In 1191 the king appointed Peder Vognsen as the new bishop of Aarhus and he quickly moved to stop the unauthorized worship. In 1201 he began construction of the Saint Clement Cathedral to replace the St. Clement chapel and eradicate Niels' grave and any worship of it. The cathedral was finished in c. 1263 but that did not stop the worship of Niels. The St. Nicolai Church was named for St. Nicolai of Myra but Niels in Latin is also Nicolai. This resulted in worship of Niels simply moving to the St. Nicolai Church. In c. 1240 the Peder Vognsen gifted the Nicolai Church to the Dominican Order which subsequently turned it into a monastery and over time completely transformed the building into the Church of Our Lady.

In 1330 the greater part of Aarhus Cathedral burnt down. Peder Jensen Lodehat (1386-1395) and Bo Mogensen (1395-1423) were the prelates mainly concerned in the erection of the present building.
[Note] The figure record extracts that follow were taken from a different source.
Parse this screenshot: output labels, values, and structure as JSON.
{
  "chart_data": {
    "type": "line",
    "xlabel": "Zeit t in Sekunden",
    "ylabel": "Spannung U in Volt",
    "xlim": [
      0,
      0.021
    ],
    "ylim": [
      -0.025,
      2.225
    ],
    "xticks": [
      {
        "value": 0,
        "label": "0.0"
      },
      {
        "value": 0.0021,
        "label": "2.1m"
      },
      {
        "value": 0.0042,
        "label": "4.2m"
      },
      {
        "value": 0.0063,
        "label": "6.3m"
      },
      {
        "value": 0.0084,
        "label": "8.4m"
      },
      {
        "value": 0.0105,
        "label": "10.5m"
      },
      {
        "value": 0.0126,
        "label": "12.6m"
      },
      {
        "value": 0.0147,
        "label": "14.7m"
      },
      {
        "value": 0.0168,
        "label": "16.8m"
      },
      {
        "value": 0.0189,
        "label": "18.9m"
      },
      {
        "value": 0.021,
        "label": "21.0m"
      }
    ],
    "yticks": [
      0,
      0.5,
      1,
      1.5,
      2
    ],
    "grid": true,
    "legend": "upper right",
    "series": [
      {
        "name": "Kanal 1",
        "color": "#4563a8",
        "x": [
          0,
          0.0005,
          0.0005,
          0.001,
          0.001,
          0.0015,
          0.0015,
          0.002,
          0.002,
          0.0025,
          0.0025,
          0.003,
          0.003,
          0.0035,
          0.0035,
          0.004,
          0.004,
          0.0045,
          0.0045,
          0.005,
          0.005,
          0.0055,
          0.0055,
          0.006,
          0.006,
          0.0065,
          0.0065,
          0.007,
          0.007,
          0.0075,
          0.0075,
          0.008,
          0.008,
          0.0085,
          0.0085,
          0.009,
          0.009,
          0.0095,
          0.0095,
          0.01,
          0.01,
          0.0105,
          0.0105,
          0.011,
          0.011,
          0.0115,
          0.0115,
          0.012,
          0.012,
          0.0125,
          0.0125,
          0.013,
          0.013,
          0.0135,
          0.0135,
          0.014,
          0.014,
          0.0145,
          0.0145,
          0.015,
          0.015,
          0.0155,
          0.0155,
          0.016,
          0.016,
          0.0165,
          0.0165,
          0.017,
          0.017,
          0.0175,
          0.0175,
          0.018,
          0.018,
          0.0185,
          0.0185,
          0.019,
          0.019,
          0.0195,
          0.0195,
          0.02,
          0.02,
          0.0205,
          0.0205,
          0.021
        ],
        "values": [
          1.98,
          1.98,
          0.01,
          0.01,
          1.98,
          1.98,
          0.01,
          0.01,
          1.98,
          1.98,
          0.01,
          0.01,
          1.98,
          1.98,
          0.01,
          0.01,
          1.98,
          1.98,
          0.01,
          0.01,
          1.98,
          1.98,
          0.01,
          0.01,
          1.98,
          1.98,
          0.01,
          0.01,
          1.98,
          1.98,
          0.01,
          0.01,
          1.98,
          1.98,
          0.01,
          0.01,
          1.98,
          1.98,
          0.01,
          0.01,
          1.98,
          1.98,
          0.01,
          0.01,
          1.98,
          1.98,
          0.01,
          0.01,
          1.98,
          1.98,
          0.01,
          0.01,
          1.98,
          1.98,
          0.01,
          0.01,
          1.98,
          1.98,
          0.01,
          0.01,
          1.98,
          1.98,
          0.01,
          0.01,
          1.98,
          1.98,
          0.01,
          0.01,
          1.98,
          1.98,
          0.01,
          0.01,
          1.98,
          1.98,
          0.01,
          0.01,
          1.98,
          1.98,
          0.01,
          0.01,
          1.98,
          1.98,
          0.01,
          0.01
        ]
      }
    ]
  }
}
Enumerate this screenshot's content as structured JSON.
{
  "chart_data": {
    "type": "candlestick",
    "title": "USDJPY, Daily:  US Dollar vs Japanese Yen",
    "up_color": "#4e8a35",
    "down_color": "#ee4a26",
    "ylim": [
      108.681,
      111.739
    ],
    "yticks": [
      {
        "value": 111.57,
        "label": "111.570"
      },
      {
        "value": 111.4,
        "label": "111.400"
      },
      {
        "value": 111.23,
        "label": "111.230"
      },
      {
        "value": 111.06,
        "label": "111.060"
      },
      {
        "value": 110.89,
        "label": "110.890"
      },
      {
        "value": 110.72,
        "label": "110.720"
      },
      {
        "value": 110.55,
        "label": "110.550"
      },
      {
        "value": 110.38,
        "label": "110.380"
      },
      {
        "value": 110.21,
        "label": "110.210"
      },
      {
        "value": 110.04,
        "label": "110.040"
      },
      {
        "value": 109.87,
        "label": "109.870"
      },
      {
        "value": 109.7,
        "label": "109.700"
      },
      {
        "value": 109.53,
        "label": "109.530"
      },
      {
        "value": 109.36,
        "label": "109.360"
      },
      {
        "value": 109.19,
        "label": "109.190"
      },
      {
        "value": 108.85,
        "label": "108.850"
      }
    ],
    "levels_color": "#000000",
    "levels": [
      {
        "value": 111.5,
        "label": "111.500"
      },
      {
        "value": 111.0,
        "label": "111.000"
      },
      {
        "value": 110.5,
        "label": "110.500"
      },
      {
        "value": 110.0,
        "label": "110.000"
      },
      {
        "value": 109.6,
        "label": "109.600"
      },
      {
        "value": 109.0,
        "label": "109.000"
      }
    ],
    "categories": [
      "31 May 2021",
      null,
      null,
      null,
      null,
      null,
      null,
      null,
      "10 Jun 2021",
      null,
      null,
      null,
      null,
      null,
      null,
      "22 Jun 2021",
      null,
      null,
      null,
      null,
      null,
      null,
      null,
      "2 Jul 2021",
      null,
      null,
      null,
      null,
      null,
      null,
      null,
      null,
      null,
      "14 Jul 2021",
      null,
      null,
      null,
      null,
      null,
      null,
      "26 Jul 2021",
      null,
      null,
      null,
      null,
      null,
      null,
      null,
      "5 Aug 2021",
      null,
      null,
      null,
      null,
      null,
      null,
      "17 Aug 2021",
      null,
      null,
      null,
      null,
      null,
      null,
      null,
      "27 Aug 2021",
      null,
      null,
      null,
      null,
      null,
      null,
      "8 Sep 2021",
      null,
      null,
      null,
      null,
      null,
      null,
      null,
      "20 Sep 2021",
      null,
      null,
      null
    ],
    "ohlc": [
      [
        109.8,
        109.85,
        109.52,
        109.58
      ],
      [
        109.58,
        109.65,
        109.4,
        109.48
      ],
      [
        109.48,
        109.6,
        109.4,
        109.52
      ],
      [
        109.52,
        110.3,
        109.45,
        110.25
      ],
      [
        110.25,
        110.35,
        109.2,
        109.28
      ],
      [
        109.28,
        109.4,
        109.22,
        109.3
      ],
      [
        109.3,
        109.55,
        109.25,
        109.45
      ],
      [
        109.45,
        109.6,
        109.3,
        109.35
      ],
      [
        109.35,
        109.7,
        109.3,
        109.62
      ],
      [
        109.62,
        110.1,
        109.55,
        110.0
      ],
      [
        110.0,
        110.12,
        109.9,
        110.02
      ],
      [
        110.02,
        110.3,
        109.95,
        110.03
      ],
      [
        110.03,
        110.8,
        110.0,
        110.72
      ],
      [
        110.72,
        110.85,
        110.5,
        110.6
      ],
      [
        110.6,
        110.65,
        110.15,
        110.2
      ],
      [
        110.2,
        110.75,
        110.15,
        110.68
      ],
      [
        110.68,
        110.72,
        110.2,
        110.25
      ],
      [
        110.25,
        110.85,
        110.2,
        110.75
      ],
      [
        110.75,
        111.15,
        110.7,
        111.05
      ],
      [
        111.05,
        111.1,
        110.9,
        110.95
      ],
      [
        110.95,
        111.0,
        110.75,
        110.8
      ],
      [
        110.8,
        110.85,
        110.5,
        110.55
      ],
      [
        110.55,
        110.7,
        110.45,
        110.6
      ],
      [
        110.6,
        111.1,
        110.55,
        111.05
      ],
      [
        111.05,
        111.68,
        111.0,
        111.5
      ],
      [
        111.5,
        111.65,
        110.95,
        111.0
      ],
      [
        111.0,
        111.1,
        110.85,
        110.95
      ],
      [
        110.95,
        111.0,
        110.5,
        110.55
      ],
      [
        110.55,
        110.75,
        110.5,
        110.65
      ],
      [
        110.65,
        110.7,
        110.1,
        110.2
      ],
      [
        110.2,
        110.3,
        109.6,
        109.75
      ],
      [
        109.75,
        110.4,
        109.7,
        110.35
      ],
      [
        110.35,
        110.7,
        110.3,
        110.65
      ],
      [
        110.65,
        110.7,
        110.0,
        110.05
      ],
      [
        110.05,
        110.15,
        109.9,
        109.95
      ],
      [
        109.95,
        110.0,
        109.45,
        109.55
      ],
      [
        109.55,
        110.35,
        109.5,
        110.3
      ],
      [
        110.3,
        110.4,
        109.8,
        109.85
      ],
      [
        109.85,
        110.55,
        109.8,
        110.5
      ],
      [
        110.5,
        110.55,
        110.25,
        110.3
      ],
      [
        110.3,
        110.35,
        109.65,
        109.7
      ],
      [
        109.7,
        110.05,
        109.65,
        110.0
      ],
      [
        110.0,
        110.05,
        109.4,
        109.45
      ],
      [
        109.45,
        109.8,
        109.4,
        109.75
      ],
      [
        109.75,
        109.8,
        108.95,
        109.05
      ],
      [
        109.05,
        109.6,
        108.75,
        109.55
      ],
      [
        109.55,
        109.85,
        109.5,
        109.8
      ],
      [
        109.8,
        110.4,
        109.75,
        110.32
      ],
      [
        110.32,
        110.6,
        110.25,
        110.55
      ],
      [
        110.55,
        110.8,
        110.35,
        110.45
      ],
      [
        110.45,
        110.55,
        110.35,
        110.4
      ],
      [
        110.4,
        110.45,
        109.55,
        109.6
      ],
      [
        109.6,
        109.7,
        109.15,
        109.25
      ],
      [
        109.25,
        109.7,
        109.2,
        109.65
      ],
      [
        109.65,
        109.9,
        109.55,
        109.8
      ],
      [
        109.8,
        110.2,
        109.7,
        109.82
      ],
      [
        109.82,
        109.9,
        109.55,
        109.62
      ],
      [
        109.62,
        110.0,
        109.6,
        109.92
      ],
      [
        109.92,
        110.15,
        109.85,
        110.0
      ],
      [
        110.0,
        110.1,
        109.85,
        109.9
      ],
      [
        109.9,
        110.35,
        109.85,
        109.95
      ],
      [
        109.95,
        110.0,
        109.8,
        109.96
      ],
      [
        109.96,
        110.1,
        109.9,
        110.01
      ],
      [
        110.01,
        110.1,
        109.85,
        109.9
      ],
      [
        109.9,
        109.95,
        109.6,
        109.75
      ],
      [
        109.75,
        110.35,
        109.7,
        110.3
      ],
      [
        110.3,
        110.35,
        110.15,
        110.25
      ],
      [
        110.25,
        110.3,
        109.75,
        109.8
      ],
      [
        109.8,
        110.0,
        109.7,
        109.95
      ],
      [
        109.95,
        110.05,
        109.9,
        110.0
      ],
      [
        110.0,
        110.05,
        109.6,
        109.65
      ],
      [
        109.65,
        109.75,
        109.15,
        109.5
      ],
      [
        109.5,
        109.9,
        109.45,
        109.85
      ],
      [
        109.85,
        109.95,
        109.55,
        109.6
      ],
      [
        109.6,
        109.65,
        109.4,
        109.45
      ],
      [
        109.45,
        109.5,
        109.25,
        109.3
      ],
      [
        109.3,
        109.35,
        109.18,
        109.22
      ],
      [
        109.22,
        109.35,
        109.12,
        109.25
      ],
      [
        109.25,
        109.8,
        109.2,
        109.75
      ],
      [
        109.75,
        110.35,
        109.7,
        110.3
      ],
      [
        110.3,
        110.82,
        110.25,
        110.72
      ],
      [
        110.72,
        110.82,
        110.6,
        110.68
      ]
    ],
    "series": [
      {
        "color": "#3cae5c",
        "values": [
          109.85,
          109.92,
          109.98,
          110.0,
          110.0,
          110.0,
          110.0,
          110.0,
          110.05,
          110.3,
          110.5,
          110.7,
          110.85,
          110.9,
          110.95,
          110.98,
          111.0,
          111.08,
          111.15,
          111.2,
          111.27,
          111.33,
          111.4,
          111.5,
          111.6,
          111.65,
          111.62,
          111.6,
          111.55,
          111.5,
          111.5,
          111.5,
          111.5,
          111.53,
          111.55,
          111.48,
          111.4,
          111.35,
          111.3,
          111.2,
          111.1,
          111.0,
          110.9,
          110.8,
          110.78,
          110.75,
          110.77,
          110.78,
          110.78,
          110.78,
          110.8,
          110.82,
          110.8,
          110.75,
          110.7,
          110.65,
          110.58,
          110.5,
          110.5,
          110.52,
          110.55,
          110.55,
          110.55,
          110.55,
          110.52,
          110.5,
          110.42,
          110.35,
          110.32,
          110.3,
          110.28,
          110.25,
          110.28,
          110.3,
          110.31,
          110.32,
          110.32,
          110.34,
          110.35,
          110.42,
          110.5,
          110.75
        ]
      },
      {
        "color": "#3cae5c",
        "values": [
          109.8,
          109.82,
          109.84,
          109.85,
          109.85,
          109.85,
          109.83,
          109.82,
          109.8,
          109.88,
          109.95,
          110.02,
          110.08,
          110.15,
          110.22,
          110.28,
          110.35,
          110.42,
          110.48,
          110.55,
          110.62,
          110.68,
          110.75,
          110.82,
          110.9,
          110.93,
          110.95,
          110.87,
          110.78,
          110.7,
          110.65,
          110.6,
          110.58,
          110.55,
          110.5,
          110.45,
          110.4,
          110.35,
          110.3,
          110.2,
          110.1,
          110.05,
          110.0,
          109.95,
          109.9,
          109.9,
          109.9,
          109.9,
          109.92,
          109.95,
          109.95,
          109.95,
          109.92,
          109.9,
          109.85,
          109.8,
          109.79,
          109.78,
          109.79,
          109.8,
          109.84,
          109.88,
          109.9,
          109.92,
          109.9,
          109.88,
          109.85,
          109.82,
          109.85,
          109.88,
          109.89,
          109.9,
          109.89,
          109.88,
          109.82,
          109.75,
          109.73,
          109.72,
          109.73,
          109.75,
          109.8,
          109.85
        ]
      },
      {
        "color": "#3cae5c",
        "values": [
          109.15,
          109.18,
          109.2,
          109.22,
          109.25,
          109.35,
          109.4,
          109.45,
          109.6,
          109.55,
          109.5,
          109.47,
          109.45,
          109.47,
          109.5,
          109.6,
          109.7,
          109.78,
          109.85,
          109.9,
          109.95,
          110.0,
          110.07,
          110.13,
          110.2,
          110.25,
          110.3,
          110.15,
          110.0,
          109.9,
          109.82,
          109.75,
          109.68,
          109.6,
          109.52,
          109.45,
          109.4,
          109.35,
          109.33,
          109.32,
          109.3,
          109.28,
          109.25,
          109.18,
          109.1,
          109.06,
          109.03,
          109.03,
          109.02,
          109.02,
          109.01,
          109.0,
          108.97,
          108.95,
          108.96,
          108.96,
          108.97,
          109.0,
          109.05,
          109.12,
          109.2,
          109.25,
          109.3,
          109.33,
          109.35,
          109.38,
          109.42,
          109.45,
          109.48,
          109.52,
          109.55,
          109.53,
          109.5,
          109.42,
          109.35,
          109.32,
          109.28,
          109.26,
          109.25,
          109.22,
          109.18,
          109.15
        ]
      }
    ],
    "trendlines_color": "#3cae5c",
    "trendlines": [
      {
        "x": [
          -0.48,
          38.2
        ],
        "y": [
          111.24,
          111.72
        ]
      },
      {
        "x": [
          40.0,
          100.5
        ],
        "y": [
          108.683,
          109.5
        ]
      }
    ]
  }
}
== Religious life in the diocese ==
There were in the diocese, at different times, a chapter with 34 prebendaries at Aarhus cathedral; Benedictines at Esbenbeek, Voer, Alling, and Veierlov; Augustinian Canons at Tvilum, Cistercians at Øm, who survived till 1560; and Carthusians at Aarhus. There were also Franciscans at Horsens and Randers, Dominicans at Aarhus, Horsens, and Randers, Carmelites and a hospital of the Holy Spirit at Aarhus. There were Hospitallers of St. John till 1568 at Horsens. Lastly there were Brigittines at Mariager from 1412 to 1592.